Route, janvier 2015

  

 

 

 UNE AUBE SANS NUAGES

 

 

 

Comme les flambeaux sur la paroi des grottes, les phares font se mouvoir des ombres qui ressemblent à des bêtes (le soleil prendra le relais tout à l’heure). Les écoliers piétinent sur place et mordent le bout de leurs gants, dont ils gardent le goût amer à la bouche. Quelque chose de grandiose se prépare du côté de Belledonne : une aube sans nuage.

 

Dans les écoles on tente d’apprendre la bonté, le savoir-vivre au moins, la tolérance. On parle de la barbarie qui menace toujours. On se demande que faire.

Je n’en sais rien.

Je pense qu’il faudrait peut-être apprendre à regarder en grand, à regarder directement l’aube sans nuage et la lune au-dessus des crêtes. Il y a là une possibilité de grandeur encore vierge. On n’a jamais tué qui que ce soit au nom de l’aube, de la lune ou de cette haie orange sombre des saules têtards que je viens une fois encore de laisser derrière moi et qui est, ce matin, particulièrement colorée. 

(Avec cette mauvaise volonté, ce besoin puéril d’identités étroitement définies et cet art de la crispation qui sont une des caractéristiques manifestes de l’être humain, je suis malheureusement sûr qu’on pourrait y arriver; on arriverait à faire de la montagne, du soleil, de la lune, de l’aube et même de ma haie de saules une idée séparée du reste au nom de laquelle on pourrait cracher sur la réalité et finalement trucider son voisin.) 

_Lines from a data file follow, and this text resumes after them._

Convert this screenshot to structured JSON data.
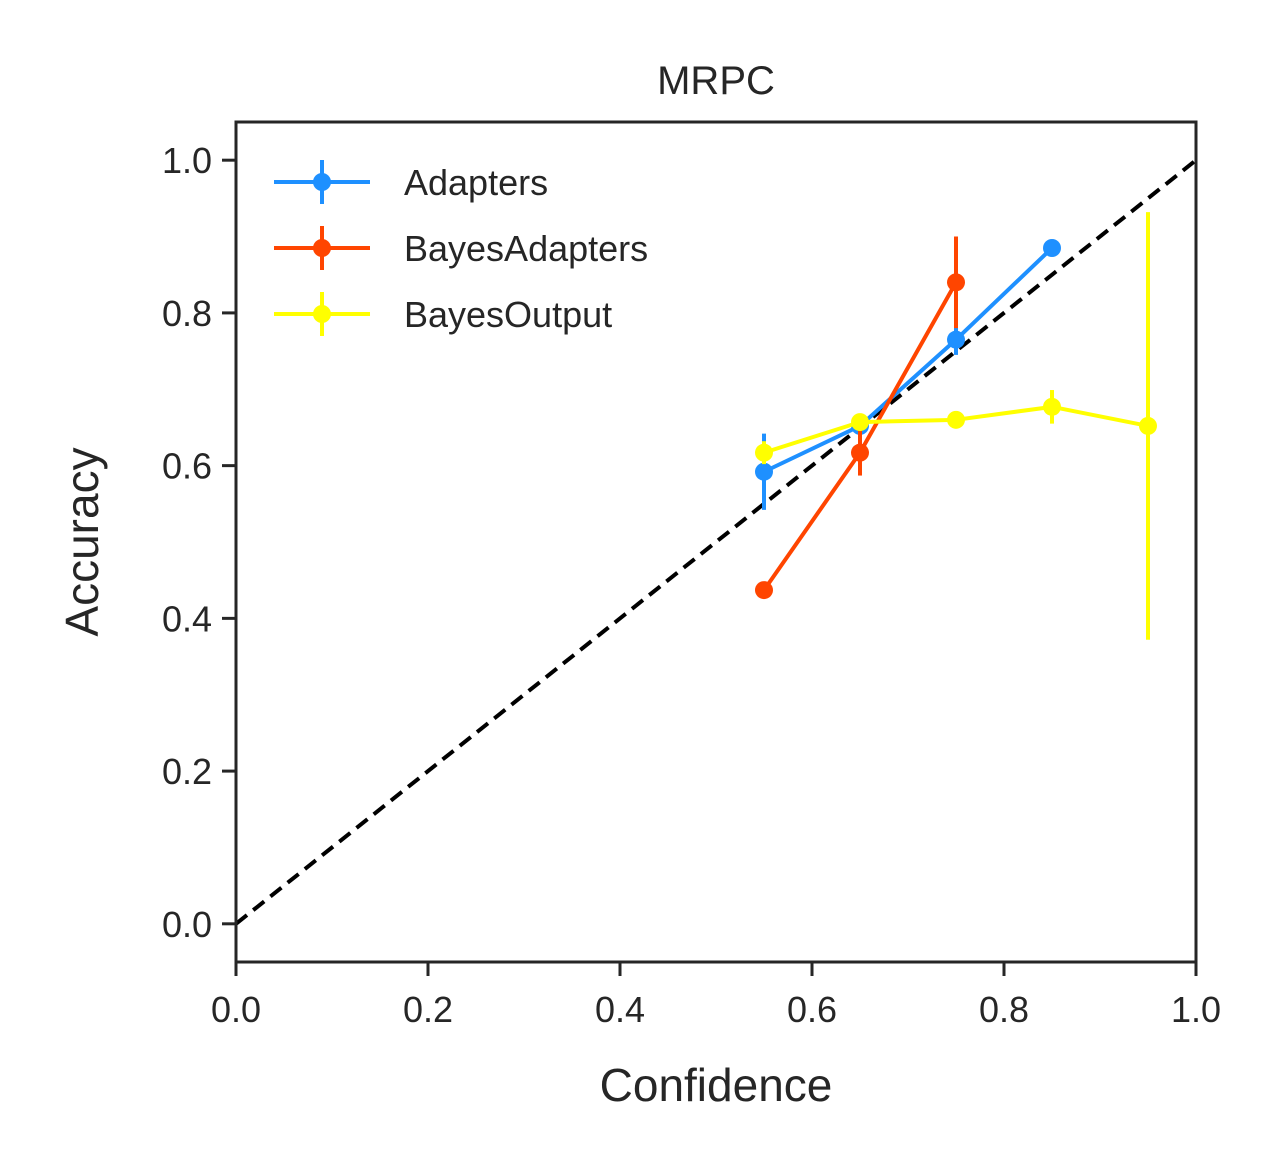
{
  "chart_data": {
    "type": "line",
    "title": "MRPC",
    "xlabel": "Confidence",
    "ylabel": "Accuracy",
    "xlim": [
      0.0,
      1.0
    ],
    "ylim": [
      -0.05,
      1.05
    ],
    "xticks": [
      "0.0",
      "0.2",
      "0.4",
      "0.6",
      "0.8",
      "1.0"
    ],
    "yticks": [
      "0.0",
      "0.2",
      "0.4",
      "0.6",
      "0.8",
      "1.0"
    ],
    "grid": false,
    "legend_position": "top-left",
    "reference_line": {
      "style": "dashed",
      "color": "#000000",
      "x": [
        0,
        1
      ],
      "y": [
        0,
        1
      ]
    },
    "series": [
      {
        "name": "Adapters",
        "color": "#1e90ff",
        "x": [
          0.55,
          0.65,
          0.75,
          0.85
        ],
        "y": [
          0.592,
          0.652,
          0.765,
          0.885
        ],
        "err": [
          0.05,
          0.015,
          0.02,
          0.008
        ]
      },
      {
        "name": "BayesAdapters",
        "color": "#ff4500",
        "x": [
          0.55,
          0.65,
          0.75
        ],
        "y": [
          0.437,
          0.617,
          0.84
        ],
        "err": [
          0.006,
          0.03,
          0.06
        ]
      },
      {
        "name": "BayesOutput",
        "color": "#ffff00",
        "x": [
          0.55,
          0.65,
          0.75,
          0.85,
          0.95
        ],
        "y": [
          0.617,
          0.657,
          0.66,
          0.677,
          0.652
        ],
        "err": [
          0.015,
          0.01,
          0.008,
          0.022,
          0.28
        ]
      }
    ]
  }
}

Tout de même, les grands noms par lesquels les religions ont désigné le Vaste traînent avec eux trop de sang, trop de larmes. On n’a plus besoin de dogmes, ni d’institutions, ni de traditions qui fatalement se sclérosent, ni de dieux, ni de maîtres, ni de ces grands noms trop souvent répétées, ni même de discours pour dénoncer tout cela. On a besoin d’apprendre à être libre. On a besoin de s’entraîner sérieusement à voir en soi et au-delà de soi. On a besoin de toucher terre. On a besoin de poésie, de musique, de peinture. 

 

La croix du carrefour est, ce matin encore, toute liserée de givre et vraiment élégante. La route est dégagée, la lune brille haut dans le ciel. Entre deux pics l’horizon bleuit et rosit, cependant que la combe reste dans la pénombre, nimbée de givre, ornée par les rares réverbères allumés et quelques pans de brume. 

Le grand chien noir de Lucas Ribeiro, qui marche quant à lui sur le chemin de sa maison, court à travers le champ blanc. 

Tout est très beau, très calme, très froid. Je regarde la lune s’enfoncer derrière la colline de Bramefarine, puis disparaître.

Je sais bien que le monde n’est pas en paix ; mais la corneille perchée au sommet de cet arbre l’ignore et croasse comme hier, comme demain, et comme au premier jour.